Сидя было удобно наблюдать - я разглядывал гостей или, еще легче, слуг, прямо напротив нас. Маркусу они в какой-то степени доверяли; к примеру, он знал, у кого из них неприятности и почему. Если глаза у кого-то из служанок были, как казалось со стороны, покрасневшие от слез, вся утренняя церемония окрашивалась драматическими тонами. Потом, стоя на коленях, мы подпирали глаза костяшками пальцев - глаза напрягались, появлялись цветные круги, а поле зрения сильно сужалось. Мы с Маркусом хотели, чтобы нас не застукали за этим недостойным занятием как можно дольше.

В то утро, первое мое воскресное утро в Брэндем-Холле, Маркус не вышел к завтраку. Сказал, что плохо себя чувствует. Он не терзался вопросом - как терзался бы я, - вставать или нет, испрашивать чьего-то разрешения остаться в постели; остался, и все. На бледных щеках появился легкий румянец, глаза блестели.

- Насчет меня не переживай, - успокоил меня он. - Кто-нибудь придет. Тримингему самый дружеский привет.
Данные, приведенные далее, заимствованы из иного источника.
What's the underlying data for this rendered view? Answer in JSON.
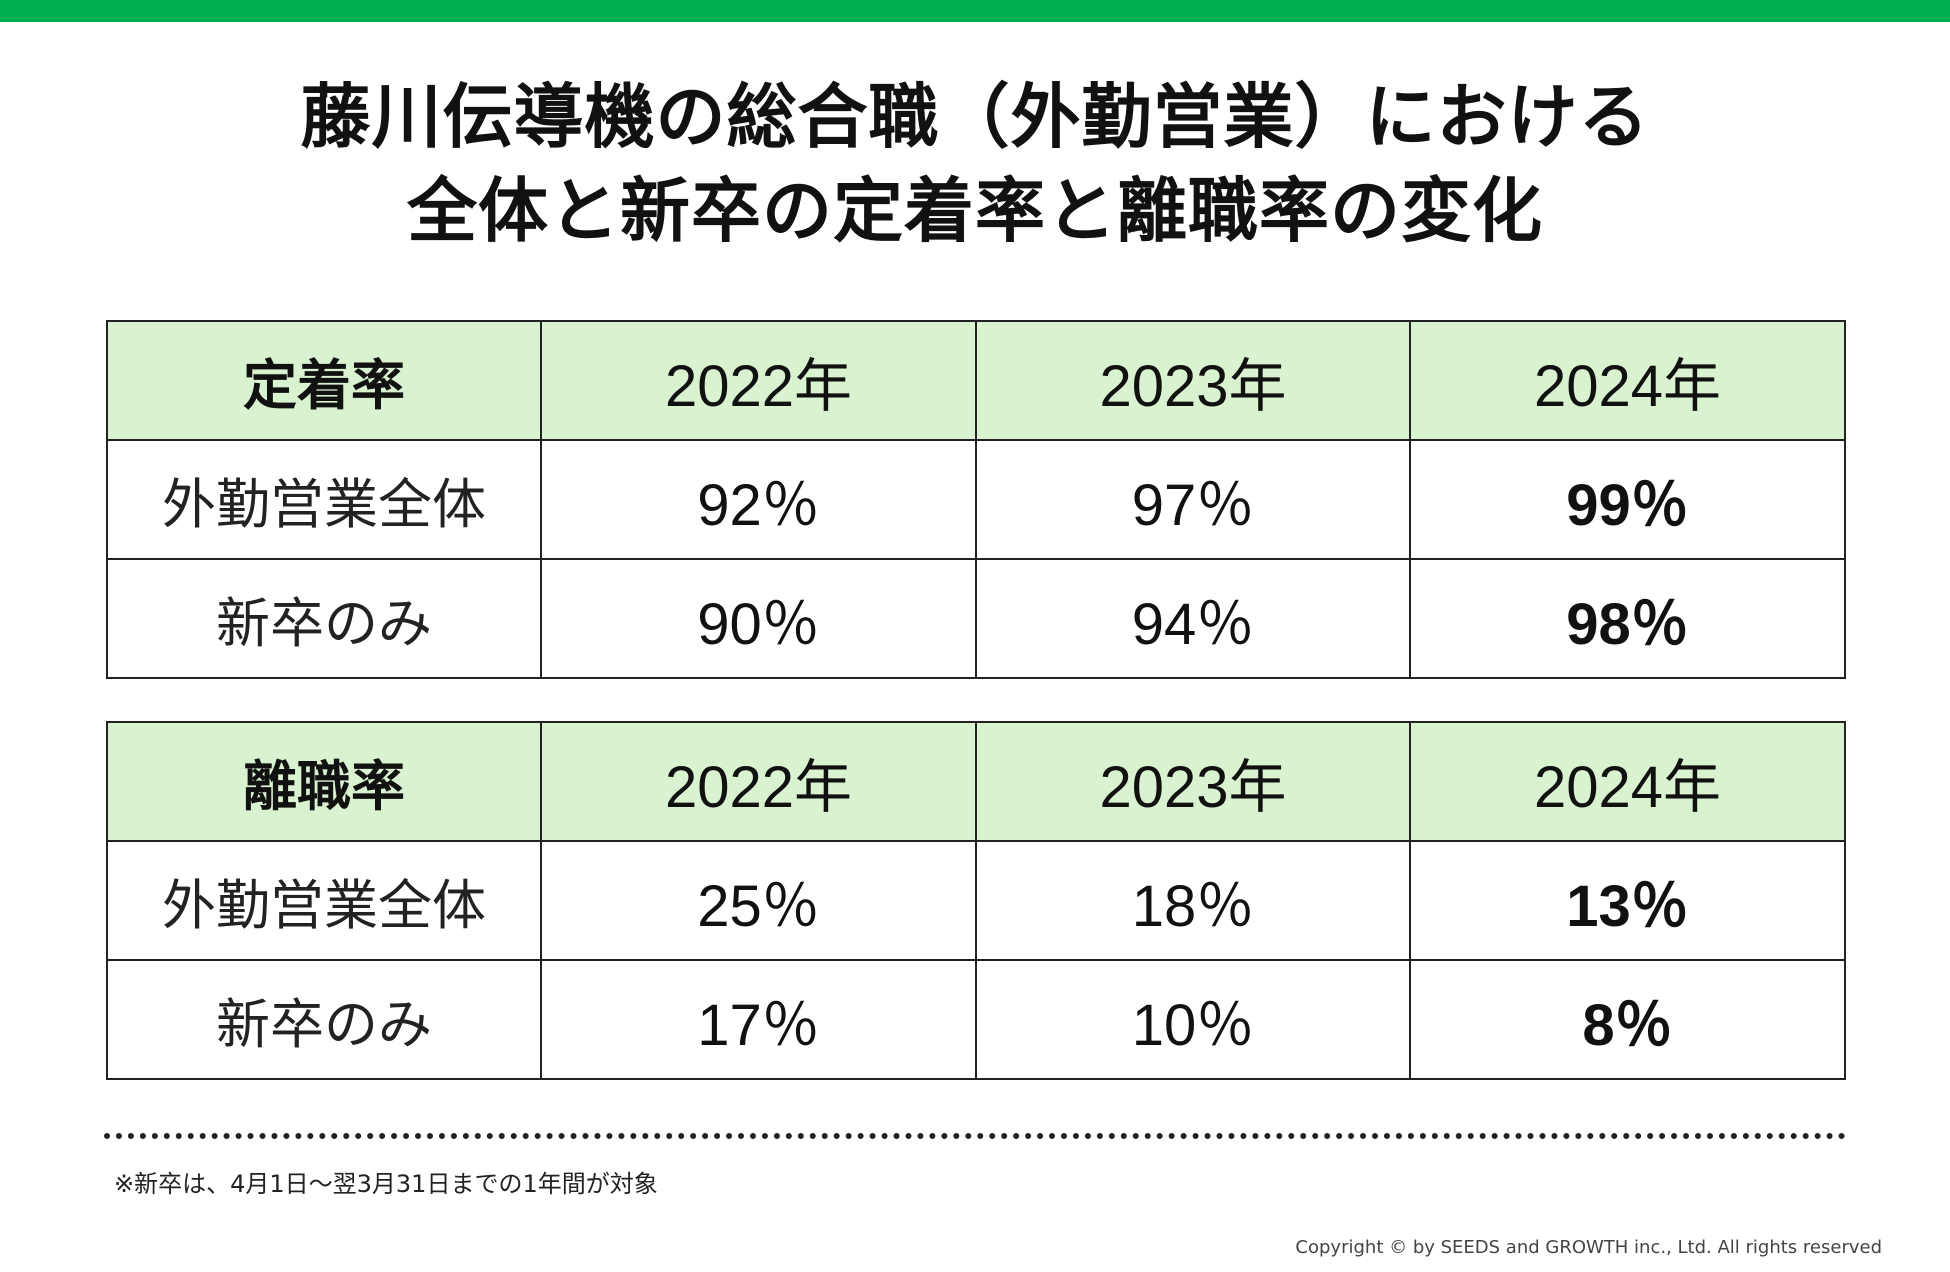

Я решил, что скажу миссис Модсли о болезни Маркуса сразу после молитвы (я все-таки беспокоился о нем, к тому же мнил себя пророком, объявляющим дурные вести); с последним ударом гонга я был у верхней площадки двойной лестницы. По какой стороне спускаться, помнил точно.

Тримингем, Тримингем, думал я, перескакивая через ступеньки водопада. (В то утро я был индейцем; преодолевать речные быстрины - занятие как раз для разведчика.) Даже не мистер, просто Тримингем, за которого миссис Модсли хочет выдать Мариан. А что, если Мариан не хочет за него? Мне претила мысль, что кто-то не считается с желаниями Мариан. Тримингем не шел у меня из головы. Может, удастся его заколдовать? Обдумывая слова заклинания, я нашел свой любимый стул и принял благонравный вид. Появились гости, один из них уселся напротив меня. Я сразу понял, кто это, и хотя Маркус меня предупредил, я все-таки вздрогнул.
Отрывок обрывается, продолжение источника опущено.